Thinly sliced: California restaurants make kids’ meals healthier, grocers team up with tech startups, and more
This is the web version of a list we publish twice-weekly in our newsletter. It comprises the most noteworthy food stories of the moment, selected by our editors. Get it first here.
Conveyor belt groceries. Just a little over a year ago, Amazon swallowed Whole Foods whole for $13.4 billion. Since then, nearly every brick-and-mortar grocery company has scrambled to pair up with a partner of its very own, The New York Times reports. Specifically, a partner of the tech-startup variety: Albertsons wed Plated, a meal-kit startup whose value lay in the data it collected on eaters’ tastes and preferences. Kroger tied the knot with Ocado, a U.K.-based online grocery company that operates almost entirely on robots. Where retailers were once tepid about such partnerships, they are now furiously pursuing deals on deals on deals—lest they be left behind as the industry attempts to reinvent itself.

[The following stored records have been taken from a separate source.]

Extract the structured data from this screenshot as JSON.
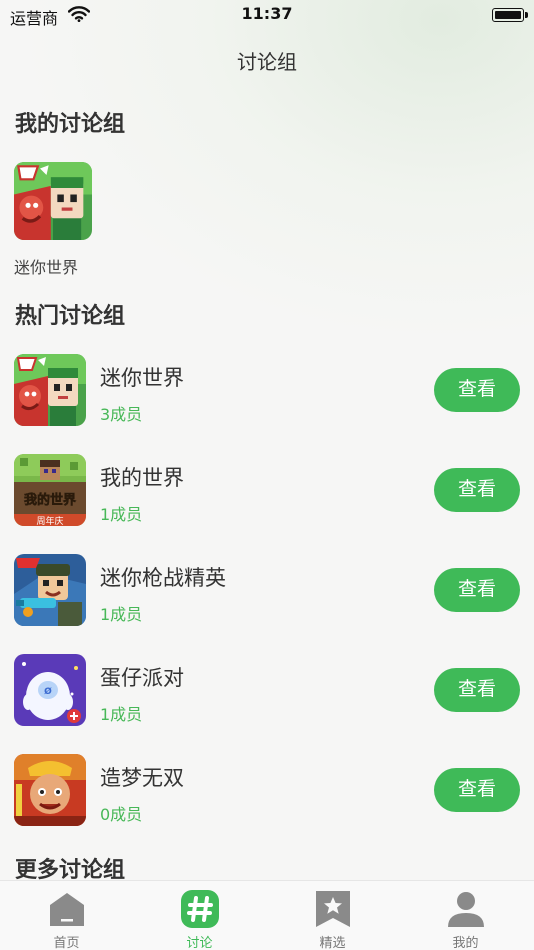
{
  "status_bar": {
    "carrier": "运营商",
    "time": "11:37"
  },
  "header": {
    "title": "讨论组"
  },
  "my_groups": {
    "title": "我的讨论组",
    "items": [
      {
        "name": "迷你世界",
        "icon": "mini-world-game-icon"
      }
    ]
  },
  "hot_groups": {
    "title": "热门讨论组",
    "items": [
      {
        "name": "迷你世界",
        "members": "3成员",
        "button": "查看",
        "icon": "mini-world-game-icon"
      },
      {
        "name": "我的世界",
        "members": "1成员",
        "button": "查看",
        "icon": "my-world-game-icon",
        "icon_text": "我的世界",
        "icon_badge": "周年庆"
      },
      {
        "name": "迷你枪战精英",
        "members": "1成员",
        "button": "查看",
        "icon": "mini-gun-elite-game-icon"
      },
      {
        "name": "蛋仔派对",
        "members": "1成员",
        "button": "查看",
        "icon": "eggy-party-game-icon"
      },
      {
        "name": "造梦无双",
        "members": "0成员",
        "button": "查看",
        "icon": "dream-warrior-game-icon"
      }
    ]
  },
  "more_groups": {
    "title": "更多讨论组"
  },
  "tab_bar": {
    "tabs": [
      {
        "label": "首页",
        "icon": "home-icon",
        "active": false
      },
      {
        "label": "讨论",
        "icon": "hashtag-icon",
        "active": true
      },
      {
        "label": "精选",
        "icon": "bookmark-star-icon",
        "active": false
      },
      {
        "label": "我的",
        "icon": "user-icon",
        "active": false
      }
    ]
  },
  "colors": {
    "accent": "#3fba58",
    "text": "#333333"
  }
}
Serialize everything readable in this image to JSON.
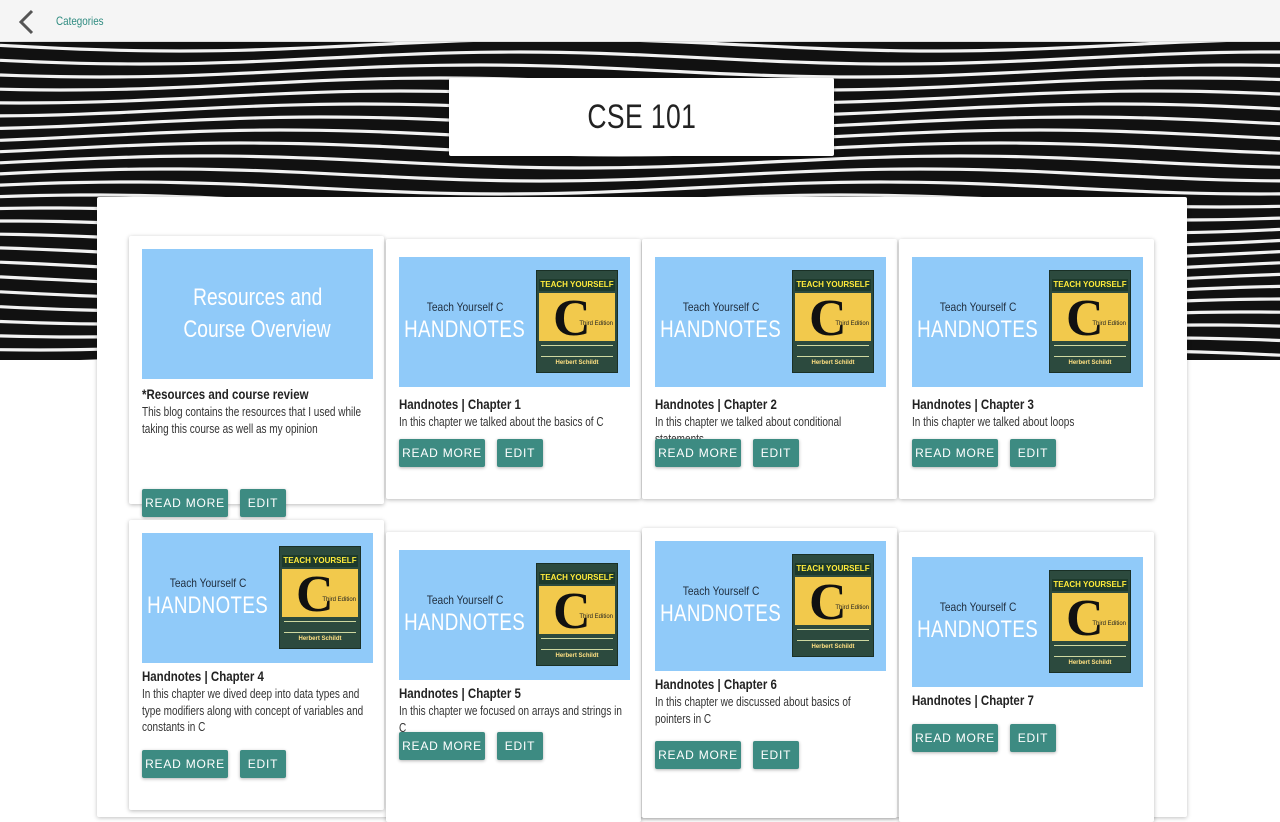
{
  "topbar": {
    "breadcrumb": "Categories"
  },
  "page_title": "CSE 101",
  "thumb_caption": {
    "small": "Teach Yourself C",
    "big": "HANDNOTES"
  },
  "book_cover": {
    "title": "TEACH YOURSELF",
    "letter": "C",
    "edition": "Third Edition",
    "author": "Herbert Schildt"
  },
  "buttons": {
    "read_more": "READ MORE",
    "edit": "EDIT"
  },
  "cards": [
    {
      "title": "*Resources and course review",
      "desc": "This blog contains the resources that I used while taking this course as well as my opinion",
      "thumb_lines": [
        "Resources and",
        "Course Overview"
      ]
    },
    {
      "title": "Handnotes | Chapter 1",
      "desc": "In this chapter we talked about the basics of C"
    },
    {
      "title": "Handnotes | Chapter 2",
      "desc": "In this chapter we talked about conditional statements"
    },
    {
      "title": "Handnotes | Chapter 3",
      "desc": "In this chapter we talked about loops"
    },
    {
      "title": "Handnotes | Chapter 4",
      "desc": "In this chapter we dived deep into data types and type modifiers along with concept of variables and constants in C"
    },
    {
      "title": "Handnotes | Chapter 5",
      "desc": "In this chapter we focused on arrays and strings in C"
    },
    {
      "title": "Handnotes | Chapter 6",
      "desc": "In this chapter we discussed about basics of pointers in C"
    },
    {
      "title": "Handnotes | Chapter 7",
      "desc": ""
    }
  ],
  "colors": {
    "accent": "#3d8b82",
    "thumb_bg": "#90caf9",
    "banner_dark": "#111111"
  }
}
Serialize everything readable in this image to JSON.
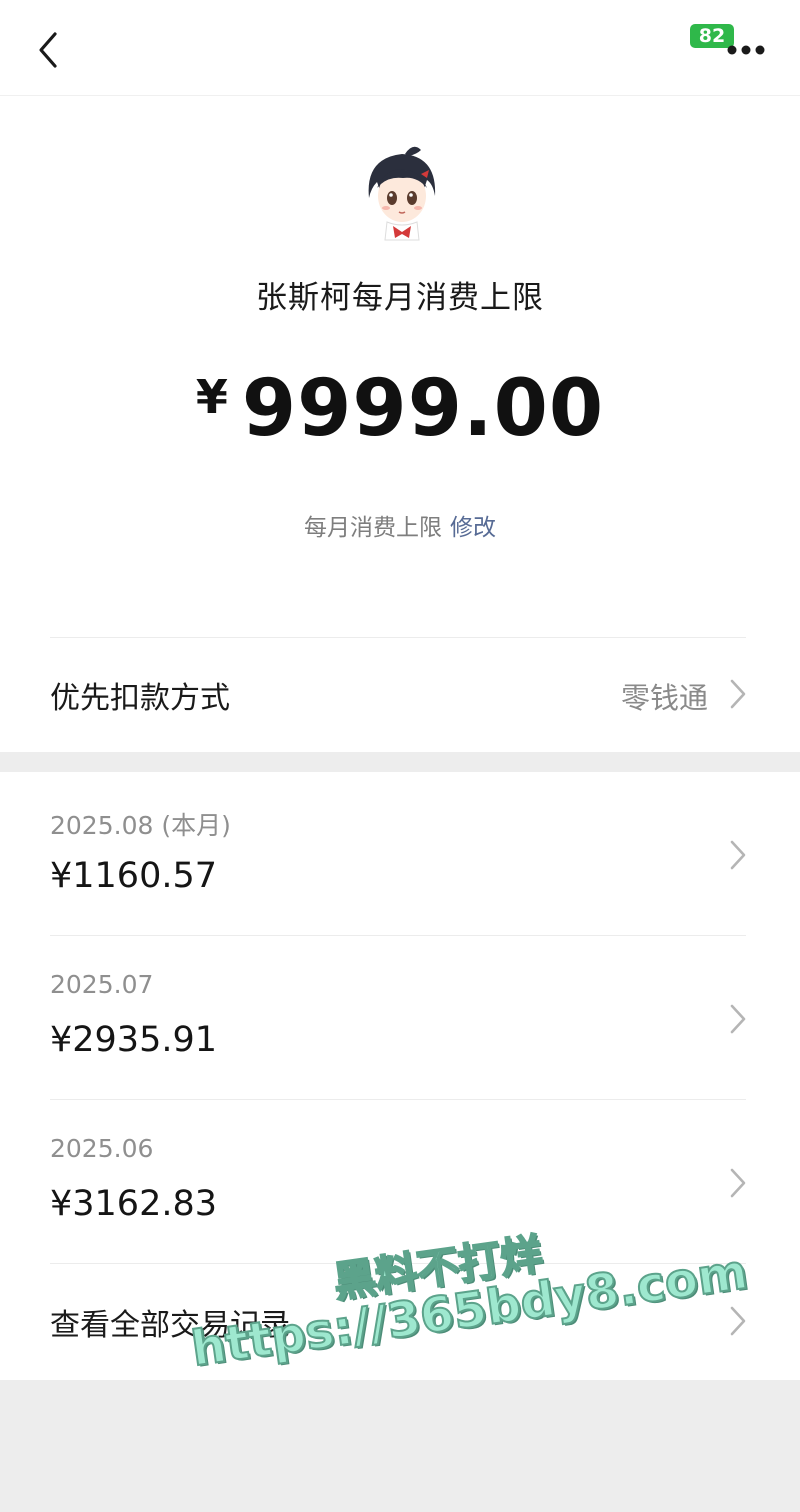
{
  "header": {
    "badge": "82"
  },
  "hero": {
    "title": "张斯柯每月消费上限",
    "currency": "¥",
    "amount": "9999.00",
    "sub_label": "每月消费上限",
    "edit_label": "修改"
  },
  "payment": {
    "label": "优先扣款方式",
    "value": "零钱通"
  },
  "months": [
    {
      "date": "2025.08 (本月)",
      "amount": "¥1160.57"
    },
    {
      "date": "2025.07",
      "amount": "¥2935.91"
    },
    {
      "date": "2025.06",
      "amount": "¥3162.83"
    }
  ],
  "all_records_label": "查看全部交易记录",
  "watermark": {
    "line1": "黑料不打烊",
    "line2": "https://365bdy8.com"
  },
  "colors": {
    "link": "#576b95",
    "badge": "#2fb84a",
    "background": "#ededed"
  },
  "icons": [
    "back-icon",
    "more-icon",
    "chevron-right-icon"
  ]
}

Mi vida Locol. It was fast, cheap, and out of control. Three years ago, California chefs Roy Choi and Daniel Patterson teamed up to open a high-concept, ground-level fast-food joint in the neighborhood of Watts. The nature of said high concept? To bring quality, affordable, and healthy burgers and sandwiches—that is, made partially with vegetable ingredients and protein alternatives—to a notoriously underserved area. The late Los Angeles Times food critic Jonathan Gold wrote at the time that the chefs aimed “to do nothing less than revolutionize the system of fast food in America, to bring delicious, nourishing food into the areas that need it most.” Now comes news that, two Bay Area locations and a food truck later, Locol is closing its doors. (Choi announced on Instagram that the space will stay open as a catering kitchen.) The food was pretty damn good—as our own Sam Bloch, captured munching on a chicken sandwich in the background of an episode of Action Bronson’s food-tourism show, can attest—but the venture capital-backed enterprise had long been criticized by observers such as Tunde Wey as “a righteous answer to the wrong question.” So many things are.
Bring your A Game. In 1965, then-Labor Secretary W. Willard Wirtz had a novel idea to solve two problems with one government initiative: the nation’s farmworker shortage (sound familiar?) and a dearth of summer jobs for high schoolers. His solution? Recruit 20,000 high-school athletes to replace Mexican agricultural workers and dub the crew the “A-TEAM”—Athletes in Temporary Employment as Agricultural Manpower. Seriously, what could go wrong? Well, 200 of the teens working in the Salinas Valley quit after a week. More staged strikes. Their bologna sandwiches toasted outside in the 110-degree heat. Needless to say, the A-TEAM plan was not renewed for a second summer. NPR has the story.
Have your water and your soda tax, too. In what may be an effort to legislate around the 12-year soda tax ban California lawmakers passed in early July, the state’s assembly recently passed a “healthy kids’ meal” bill, according to Dairy Reporter. The bill, which is also the nation’s first, requires restaurants and fast-food chains that sell kids’ meals to make the default beverage either water (sparkling or flavored), unflavored milk, or a non-dairy milk alternative. Several big brands—McDonald’s, Wendy’s, and Burger King among them—committed to changing their default beverage as many as five years ago. But if they haven’t already, they’ll no longer have a choice in the Golden State.